At the command of police, she exits the car, asking about the whereabouts of her daughter. A moment later, a child’s voice is heard crying. While the woman’s phone is set on the ground, she is placed in handcuffs.
Why, one may reasonably wonder, did the police place Reynolds in cuffs in the aftermath of a cop killing her boyfriend without any lawful, or rational, reason? Unless they’re going to claim this was their response to the broken tail light, the only alternative is that in the aftermath of their killing a man for nothing, they were running on mindless hysteria.
The woman’s daughter, who was in the back seat, appears several times in the video. Near the end of the 10-minute clip, as the two are sitting in the back of a police car, she comforts her mother, saying, “It’s O.K., Mommy. It’s O.K. I’m right here with you.”
In contrast to these highly trained, professional police officers, a little girl was capable of calm reaction in the face of the killing of Philando Castile, of arrest, of being placed in the back of a police car, of watching her mother react to the murder of her boyfriend, of facing the insanity of a cop who was so afraid that he would kill a man for nothing.

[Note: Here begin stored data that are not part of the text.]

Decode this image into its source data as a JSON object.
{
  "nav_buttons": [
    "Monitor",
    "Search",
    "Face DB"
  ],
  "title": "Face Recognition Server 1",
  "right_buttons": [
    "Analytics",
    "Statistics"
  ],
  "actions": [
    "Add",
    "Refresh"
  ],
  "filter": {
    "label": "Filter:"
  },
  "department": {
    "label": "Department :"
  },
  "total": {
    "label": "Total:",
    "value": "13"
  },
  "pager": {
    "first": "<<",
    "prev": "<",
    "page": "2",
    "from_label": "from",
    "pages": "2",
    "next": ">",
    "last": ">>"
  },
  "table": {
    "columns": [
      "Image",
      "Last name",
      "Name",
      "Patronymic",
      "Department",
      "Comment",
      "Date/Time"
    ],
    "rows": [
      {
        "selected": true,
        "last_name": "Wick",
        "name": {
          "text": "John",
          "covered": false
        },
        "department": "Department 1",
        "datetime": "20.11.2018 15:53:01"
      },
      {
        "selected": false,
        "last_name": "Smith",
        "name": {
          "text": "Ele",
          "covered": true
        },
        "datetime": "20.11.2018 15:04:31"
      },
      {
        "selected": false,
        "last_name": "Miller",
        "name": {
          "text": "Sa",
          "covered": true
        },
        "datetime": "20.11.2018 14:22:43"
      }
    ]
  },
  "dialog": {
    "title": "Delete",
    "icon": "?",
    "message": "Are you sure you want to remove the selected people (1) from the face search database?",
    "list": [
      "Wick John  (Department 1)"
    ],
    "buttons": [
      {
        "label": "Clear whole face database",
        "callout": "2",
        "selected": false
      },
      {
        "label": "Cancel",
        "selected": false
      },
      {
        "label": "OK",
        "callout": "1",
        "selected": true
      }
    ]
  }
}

Or to put it more bluntly, these cops were put to shame by Lavisha Reynolds, and her 4–year–old daughter, Diamond. Yet, Philando Castile is dead because the cops had the gun.
*Edit: I had provided the names of two officers here, but was later informed that they were the cops involved in Alton Sterling’s killing, which I mistakenly noted here. The names of the cops who killed Castile remain unknown.